Zur Beantwortung dieser Frage zurück zu Adam und Eva: Die Idealnorm, vor der Adam und Eva versagen, ist Gott. Da aber der Mensch Ebenbild Gottes ist, ist es das Göttliche im Menschen (vgl. zu 2,7), vor dessen Idealnorm der Mensch ebenso versagt wie gegenüber Gott selbst. – Eine weitergehende Frage ist dann: Warum überhaupt bezieht sich Scham auf die Geschlechtlichkeit? Ontologisch geantwortet: Weil das Geschlechtliche wesensmäßig verbunden ist mit der göttlichen Gabe der Wieder-Schöpfung durch die Schöpfung (also Zeugung und Geburt) - diese Gabe wird mit dem Erkennen zu einer erkannten Gabe. Der Mensch wird also erkennungsfähig für die göttliche Schöpfungskraft des Seins im Dasein. Damit wird das Dasein schamfähig in einem göttlichen Feld, vor dessen Idealnorm es versagt hat.
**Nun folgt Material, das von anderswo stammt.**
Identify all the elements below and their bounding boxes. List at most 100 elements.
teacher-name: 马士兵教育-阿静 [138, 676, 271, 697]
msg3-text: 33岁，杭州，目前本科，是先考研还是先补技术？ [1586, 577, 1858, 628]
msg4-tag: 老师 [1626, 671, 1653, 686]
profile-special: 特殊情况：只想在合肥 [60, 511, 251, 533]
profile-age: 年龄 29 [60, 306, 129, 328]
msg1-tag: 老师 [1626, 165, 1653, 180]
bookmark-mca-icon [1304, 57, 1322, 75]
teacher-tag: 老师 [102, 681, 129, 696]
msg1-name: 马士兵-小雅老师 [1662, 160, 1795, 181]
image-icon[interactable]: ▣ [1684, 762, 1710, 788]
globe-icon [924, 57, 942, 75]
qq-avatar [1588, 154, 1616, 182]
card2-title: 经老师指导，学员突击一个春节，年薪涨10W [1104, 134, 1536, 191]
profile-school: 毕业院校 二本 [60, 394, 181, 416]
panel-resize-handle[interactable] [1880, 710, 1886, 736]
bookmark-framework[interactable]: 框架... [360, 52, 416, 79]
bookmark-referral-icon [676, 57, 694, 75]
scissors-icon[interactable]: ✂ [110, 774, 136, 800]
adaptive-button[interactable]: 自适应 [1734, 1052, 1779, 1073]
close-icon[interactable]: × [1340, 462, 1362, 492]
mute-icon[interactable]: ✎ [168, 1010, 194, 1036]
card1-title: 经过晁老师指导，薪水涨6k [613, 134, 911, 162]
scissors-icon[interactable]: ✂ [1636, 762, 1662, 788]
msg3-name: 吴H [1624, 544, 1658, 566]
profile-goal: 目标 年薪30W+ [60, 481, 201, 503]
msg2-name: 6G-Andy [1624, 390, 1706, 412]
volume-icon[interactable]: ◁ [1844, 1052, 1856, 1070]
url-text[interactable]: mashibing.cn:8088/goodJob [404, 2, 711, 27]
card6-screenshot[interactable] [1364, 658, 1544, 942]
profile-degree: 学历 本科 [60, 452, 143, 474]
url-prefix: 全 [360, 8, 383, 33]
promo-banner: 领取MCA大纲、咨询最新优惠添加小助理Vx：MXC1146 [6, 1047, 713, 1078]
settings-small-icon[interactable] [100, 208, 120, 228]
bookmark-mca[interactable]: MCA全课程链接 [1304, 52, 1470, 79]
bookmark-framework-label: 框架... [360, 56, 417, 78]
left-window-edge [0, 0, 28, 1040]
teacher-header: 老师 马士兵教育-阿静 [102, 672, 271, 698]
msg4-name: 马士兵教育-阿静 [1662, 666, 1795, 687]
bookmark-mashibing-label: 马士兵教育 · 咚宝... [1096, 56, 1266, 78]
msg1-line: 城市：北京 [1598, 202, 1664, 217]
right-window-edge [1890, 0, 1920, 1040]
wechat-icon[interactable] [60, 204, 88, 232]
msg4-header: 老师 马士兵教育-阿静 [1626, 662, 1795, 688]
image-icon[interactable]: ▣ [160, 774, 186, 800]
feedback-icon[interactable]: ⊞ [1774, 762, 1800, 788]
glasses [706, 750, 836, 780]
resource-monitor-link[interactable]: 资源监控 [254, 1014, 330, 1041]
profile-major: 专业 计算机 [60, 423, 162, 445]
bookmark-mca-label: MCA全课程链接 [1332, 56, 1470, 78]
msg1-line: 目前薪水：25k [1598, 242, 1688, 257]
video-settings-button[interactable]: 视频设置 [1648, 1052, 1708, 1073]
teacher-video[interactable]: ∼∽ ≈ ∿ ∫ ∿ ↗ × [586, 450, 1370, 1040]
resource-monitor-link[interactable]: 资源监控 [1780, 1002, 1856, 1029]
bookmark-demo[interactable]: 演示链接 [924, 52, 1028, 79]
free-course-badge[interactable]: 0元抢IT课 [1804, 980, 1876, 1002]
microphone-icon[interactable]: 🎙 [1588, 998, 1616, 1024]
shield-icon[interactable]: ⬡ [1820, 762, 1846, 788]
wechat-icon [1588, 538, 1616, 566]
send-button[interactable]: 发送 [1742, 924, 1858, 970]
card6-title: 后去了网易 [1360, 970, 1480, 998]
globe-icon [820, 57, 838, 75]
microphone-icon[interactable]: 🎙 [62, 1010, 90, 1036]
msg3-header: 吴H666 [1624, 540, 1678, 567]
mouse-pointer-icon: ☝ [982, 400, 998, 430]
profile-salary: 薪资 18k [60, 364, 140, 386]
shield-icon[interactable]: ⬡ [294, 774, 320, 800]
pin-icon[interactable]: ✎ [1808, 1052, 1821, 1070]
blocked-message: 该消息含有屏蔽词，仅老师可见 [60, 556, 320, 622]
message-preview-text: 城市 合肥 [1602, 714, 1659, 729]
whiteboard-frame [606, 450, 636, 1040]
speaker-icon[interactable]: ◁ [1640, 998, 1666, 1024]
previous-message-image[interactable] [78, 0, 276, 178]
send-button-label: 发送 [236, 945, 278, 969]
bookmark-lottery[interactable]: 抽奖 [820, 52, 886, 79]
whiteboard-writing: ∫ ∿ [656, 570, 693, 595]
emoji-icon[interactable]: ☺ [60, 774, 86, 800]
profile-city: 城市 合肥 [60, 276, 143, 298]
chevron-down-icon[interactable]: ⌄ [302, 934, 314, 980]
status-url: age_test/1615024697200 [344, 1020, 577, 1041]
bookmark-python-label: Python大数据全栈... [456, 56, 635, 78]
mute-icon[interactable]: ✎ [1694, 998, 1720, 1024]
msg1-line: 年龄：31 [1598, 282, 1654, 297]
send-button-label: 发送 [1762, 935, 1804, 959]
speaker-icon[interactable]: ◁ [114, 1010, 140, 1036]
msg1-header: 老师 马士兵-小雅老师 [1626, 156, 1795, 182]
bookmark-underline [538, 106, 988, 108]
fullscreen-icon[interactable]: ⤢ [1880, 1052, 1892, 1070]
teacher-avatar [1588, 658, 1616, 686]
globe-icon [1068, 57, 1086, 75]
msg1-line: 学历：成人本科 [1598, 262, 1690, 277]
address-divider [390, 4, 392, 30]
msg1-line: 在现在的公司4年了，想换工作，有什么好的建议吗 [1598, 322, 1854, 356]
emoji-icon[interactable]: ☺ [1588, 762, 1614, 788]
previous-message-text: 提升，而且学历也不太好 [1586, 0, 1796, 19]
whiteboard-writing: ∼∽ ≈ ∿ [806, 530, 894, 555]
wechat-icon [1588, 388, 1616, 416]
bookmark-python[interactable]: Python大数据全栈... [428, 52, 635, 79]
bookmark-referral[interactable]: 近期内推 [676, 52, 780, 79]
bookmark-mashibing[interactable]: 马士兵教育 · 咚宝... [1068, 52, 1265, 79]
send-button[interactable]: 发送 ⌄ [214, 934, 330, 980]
Wie eng „Erkennen“ und „Körperliche Vereinigung von Mann und Frau“ verbunden ist, zeigen die Bedeutungen des hebräischen Wortes „jadah“, das sowohl „erkennen“ (im heutigen Sinne), als auch „beischlafen“ heißt (in den Nebenbedeutungen von „an die Hand nehmen“ und „vertraut sein“, was zumindest per analogiam in Begriffsgebiete wie „trauen“ und „treu“ führt) - liebe 2Lena, was meinst Du dazu? – Ruft man sich ins Gedächtnis zurück, dass unter ontologischen Gesichtspunkten „Erkennen“ die bewusste Unterscheidungsfähigkeit zwischen verschiedenen Realitätsebenen bezeichnet, dann ist beides, „Erkennen“ im geistigen Sinne und „Erkennen“ im Sinne von Beischlaf, Ausdruck eines erkannten Zusammentreffens von göttlichem Sein und menschlichem Dasein. Geschieht dieses Zusammentreffen in Reinheit des Daseins dem Sein gegenüber, entfällt die Scham – dies gilt sowohl für geistiges wie auch für körperliches Zusammentreffen.